Duvido que vás lembrar-te de mim. Penso que fui um de teus alunos menos brilhantes. Penso mesmo que, numa ocasião ou outra precisaste esforçar-te para encontrar alguma qualidade em meus escritos. A maioria era “concreta demais”, “realista demais”, “sem lirismo” em educadas palavras tuas para diagnosticar o que elas realmente eram: umas parolices.
Sinceramente, difícil saber por que me propus a participar de seu curso. Sempre fui mesmo muito concreto e realista, nada lírico.
Talvez tenha me deixado mover por uma tola admiração pelo grande homem, famoso escritor e pensador que és. Quiçá o fato de conhecer a tua história, o livro escrito ainda em tenra idade, tenha me feito acreditar que literatura era algo fácil e simples.
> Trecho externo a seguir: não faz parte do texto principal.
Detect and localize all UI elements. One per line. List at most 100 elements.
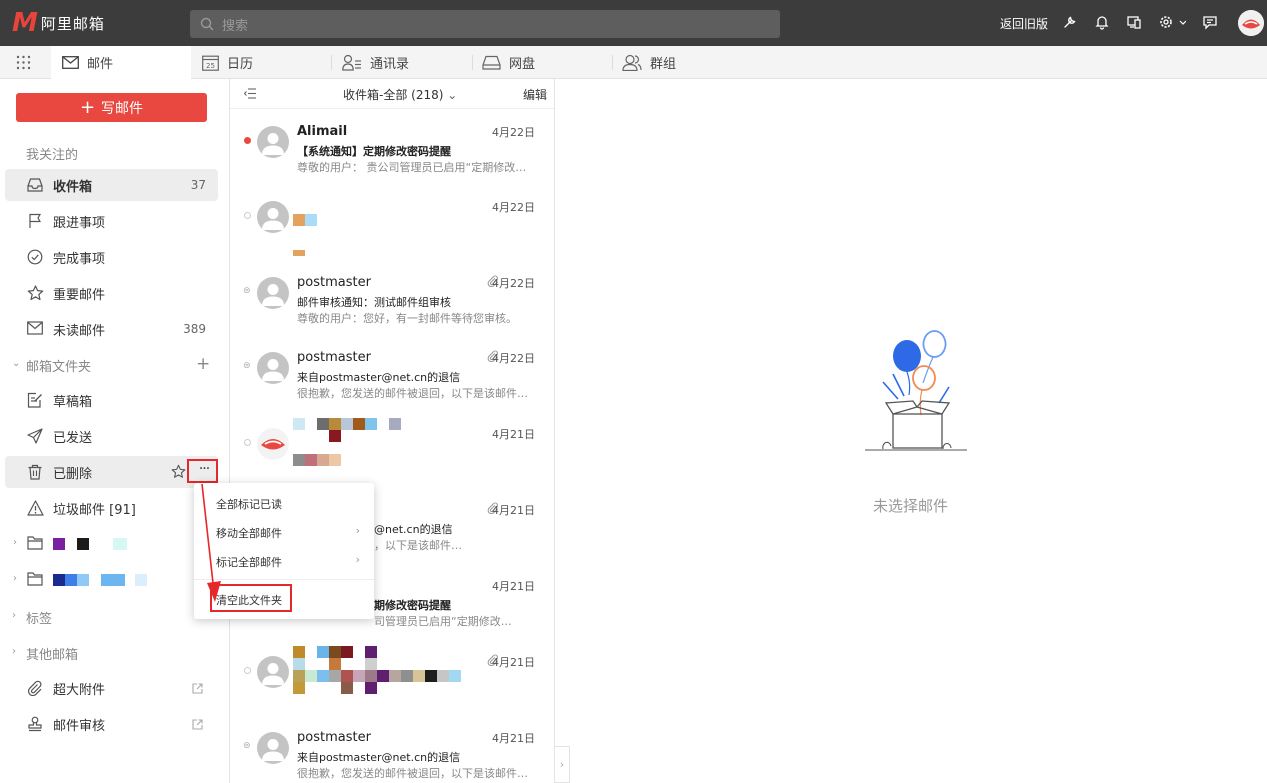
obscured-pixel xyxy=(329,658,341,670)
expand-pane-handle[interactable]: › xyxy=(555,746,570,783)
obscured-pixel xyxy=(293,682,305,694)
star-icon xyxy=(27,285,44,301)
settings-gear-icon[interactable] xyxy=(1158,14,1186,30)
mail-list-item[interactable]: 4月21日 xyxy=(230,414,554,490)
external-link-icon xyxy=(192,719,203,730)
app-logo[interactable]: M 阿里邮箱 xyxy=(12,10,105,36)
chevron-right-icon: › xyxy=(355,553,360,566)
mail-list-item[interactable]: 4月21日 xyxy=(230,642,554,718)
mail-list-item[interactable]: ⊜ postmaster 4月22日 邮件审核通知：测试邮件组审核 尊敬的用户：… xyxy=(230,263,554,339)
tools-icon[interactable] xyxy=(1062,14,1078,30)
folder-icon xyxy=(27,572,43,586)
warning-icon xyxy=(27,500,44,516)
devices-icon[interactable] xyxy=(1126,14,1142,30)
feedback-icon[interactable] xyxy=(1202,14,1218,30)
group-icon xyxy=(622,54,642,71)
obscured-pixel xyxy=(293,250,305,256)
obscured-pixel xyxy=(329,418,341,430)
add-folder-icon[interactable]: + xyxy=(196,356,210,373)
logo-text: 阿里邮箱 xyxy=(40,14,105,33)
mail-sender: postmaster xyxy=(297,275,371,290)
folder-filter-dropdown[interactable]: 收件箱-全部 (218) ⌄ xyxy=(343,86,457,103)
reading-pane: 未选择邮件 › xyxy=(555,79,1267,783)
tags-section-label: 标签 xyxy=(26,612,53,627)
obscured-pixel xyxy=(413,670,425,682)
mail-subject: 来自postmaster@net.cn的退信 xyxy=(297,751,461,764)
sidebar-item-label: 邮件审核 xyxy=(53,718,106,734)
search-input[interactable]: 搜索 xyxy=(190,10,780,38)
sidebar-item-large-attachment[interactable]: 超大附件 xyxy=(5,672,218,704)
sender-avatar xyxy=(257,352,289,384)
sidebar-item-custom-folder[interactable]: › xyxy=(5,528,218,560)
back-to-old-version-link[interactable]: 返回旧版 xyxy=(1000,0,1048,46)
mail-date: 4月21日 xyxy=(492,428,535,441)
folders-section-header[interactable]: ⌄ 邮箱文件夹 + xyxy=(0,355,230,376)
user-avatar[interactable] xyxy=(1238,10,1264,36)
sender-avatar xyxy=(257,201,289,233)
tab-calendar[interactable]: 25 日历 xyxy=(202,46,253,79)
chevron-right-icon: › xyxy=(13,573,17,584)
mail-date: 4月21日 xyxy=(492,504,535,517)
obscured-pixel xyxy=(341,418,353,430)
obscured-pixel xyxy=(425,670,437,682)
mail-list-item[interactable]: Alimail 4月22日 【系统通知】定期修改密码提醒 尊敬的用户： 贵公司管… xyxy=(230,112,554,188)
obscured-pixel xyxy=(341,646,353,658)
tab-contacts-label: 通讯录 xyxy=(370,57,410,72)
obscured-pixel xyxy=(449,670,461,682)
mail-sender: Alimail xyxy=(297,124,348,139)
obscured-pixel xyxy=(329,670,341,682)
read-dot xyxy=(244,439,251,446)
top-bar: M 阿里邮箱 搜索 返回旧版 xyxy=(0,0,1267,46)
tab-groups[interactable]: 群组 xyxy=(622,46,676,79)
obscured-pixel xyxy=(293,646,305,658)
tab-calendar-label: 日历 xyxy=(227,57,254,72)
trash-icon xyxy=(27,464,43,480)
tab-divider xyxy=(331,55,332,70)
mail-list-header: 收件箱-全部 (218) ⌄ 编辑 xyxy=(230,79,554,109)
sidebar-item-unread[interactable]: 未读邮件 389 xyxy=(5,313,218,345)
mail-preview: 尊敬的用户： 贵公司管理员已启用“定期修改… xyxy=(297,161,527,174)
sidebar-item-done[interactable]: 完成事项 xyxy=(5,241,218,273)
chevron-right-icon: › xyxy=(559,758,565,771)
sidebar-item-spam[interactable]: 垃圾邮件 [91] xyxy=(5,492,218,524)
obscured-pixel xyxy=(53,574,65,586)
obscured-pixel xyxy=(293,670,305,682)
tab-mail[interactable]: 邮件 xyxy=(51,46,191,79)
edit-button[interactable]: 编辑 xyxy=(523,86,547,103)
sidebar-item-inbox[interactable]: 收件箱 37 xyxy=(5,169,218,201)
mail-subject: 来自postmaster@net.cn的退信 xyxy=(297,371,461,384)
favorite-star-icon[interactable] xyxy=(171,464,186,479)
app-grid-icon[interactable] xyxy=(16,55,31,70)
collapse-sidebar-icon[interactable] xyxy=(244,88,256,99)
bell-icon[interactable] xyxy=(1094,14,1110,30)
mail-list-item[interactable]: ⊜ postmaster 4月21日 来自postmaster@net.cn的退… xyxy=(230,718,554,783)
sidebar-item-label: 跟进事项 xyxy=(53,215,106,231)
obscured-pixel xyxy=(317,670,329,682)
flag-icon xyxy=(27,213,43,229)
sidebar-item-label: 未读邮件 xyxy=(53,323,106,339)
obscured-pixel xyxy=(77,538,89,550)
sidebar-item-mail-audit[interactable]: 邮件审核 xyxy=(5,708,218,740)
compose-button[interactable]: + 写邮件 xyxy=(16,93,207,122)
sidebar-item-custom-folder[interactable]: › xyxy=(5,564,218,596)
unread-dot xyxy=(244,137,251,144)
tab-mail-label: 邮件 xyxy=(87,57,114,72)
obscured-pixel xyxy=(293,418,305,430)
tab-cloud-drive[interactable]: 网盘 xyxy=(482,46,535,79)
sidebar-item-sent[interactable]: 已发送 xyxy=(5,420,218,452)
mail-list-item[interactable]: ⊜ postmaster 4月22日 来自postmaster@net.cn的退… xyxy=(230,338,554,414)
other-mailboxes-header[interactable]: › 其他邮箱 xyxy=(0,643,230,663)
empty-state-text: 未选择邮件 xyxy=(873,497,949,515)
tab-contacts[interactable]: 通讯录 xyxy=(342,46,409,79)
obscured-pixel xyxy=(135,574,147,586)
sidebar-item-label: 已发送 xyxy=(53,430,93,446)
sidebar-item-drafts[interactable]: 草稿箱 xyxy=(5,384,218,416)
sidebar-item-important[interactable]: 重要邮件 xyxy=(5,277,218,309)
mail-subject: 期修改密码提醒 xyxy=(374,599,451,612)
sidebar-item-label: 收件箱 xyxy=(53,179,93,195)
compose-label: 写邮件 xyxy=(101,100,144,117)
cloud-drive-icon xyxy=(482,55,501,70)
sidebar-item-follow-up[interactable]: 跟进事项 xyxy=(5,205,218,237)
mail-list-item[interactable]: 4月22日 xyxy=(230,187,554,263)
mail-subject: @net.cn的退信 xyxy=(374,523,453,536)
Contudo, o mais provável é que tenha sido apenas para aproximar-me daquela que seria mais tarde a minha adorada esposa, Lylabel. Penso que dela tu te lembres. Uma escritora de enorme talento como tu sempre fazias questão de ressaltar, ao fazê-la ler sobre o tablado até seus textos mais despretensiosos, seus menores versos tímidos.
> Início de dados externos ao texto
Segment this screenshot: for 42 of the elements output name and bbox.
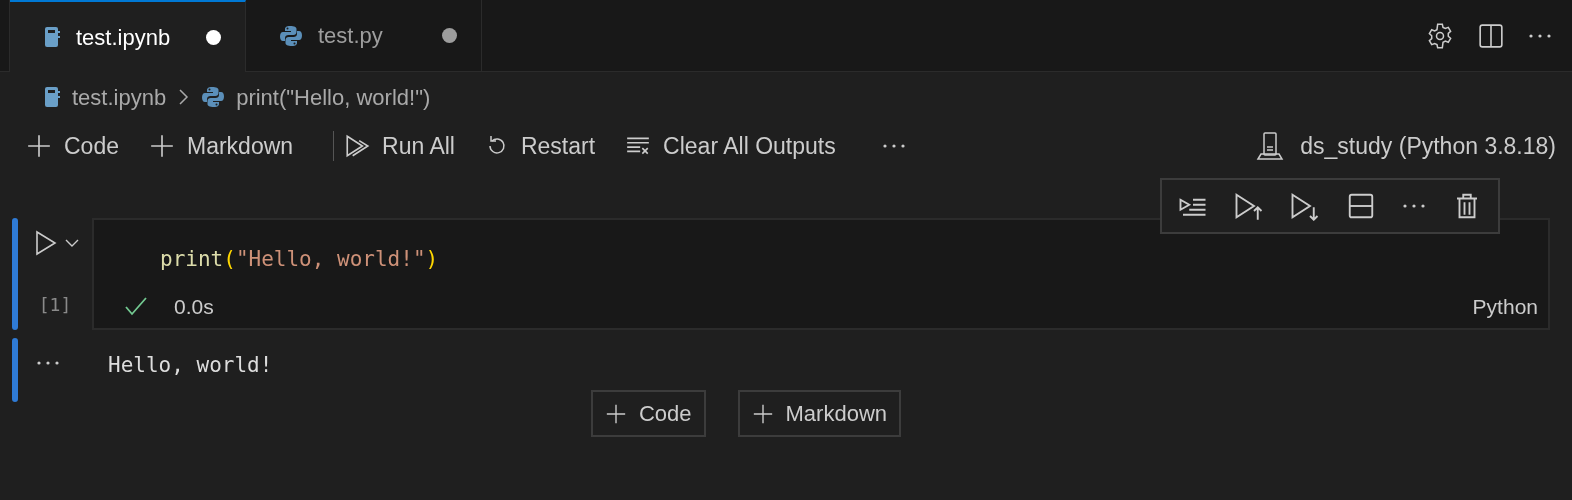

Porventura ficaste sabendo? A promessa jamais teve chance de tornar-se realidade... Maldita Revolução Argentina! Malditos Motoneros que, com suas utopias socialistas, nos colocaram numa guerra sangrenta, nos conduziram à prisão! Lá, perdi Lylabel… Perdi nosso filho, em seu ventre... Perdi a visão.
Sabes, professor? Esta última foi o que menos me fez falta. Talvez a escuridão tenha sido até benfazeja, já que à minha volta nada mais de beleza havia.
Penso agora que já entendes o porquê desta minha missiva. Soube pelos jornais que estás ficando cego.
Lamento um pouco por ti, porque Deus nos presenteou com o dom de enxergar sua criação e perder um dom é sempre muito triste.
Porém, digo – por experiência própria e sem pudores em ser piegas – que, quando Ele nos tira alguma coisa, é porque pretende nos dar outra em troca.
No meu caso, tive a felicidade de, na escuridão de meus dias solitários, encontrar-me com a poesia de Spinoza, Virgílio, Camões... E, com eles, aprender a ver o mundo pelos olhos da fantasia e do lirismo...
Estou certo de que, assim como eu, também tu serás capaz de enxergar na escuridão. Talvez até já o faças, poeta que és.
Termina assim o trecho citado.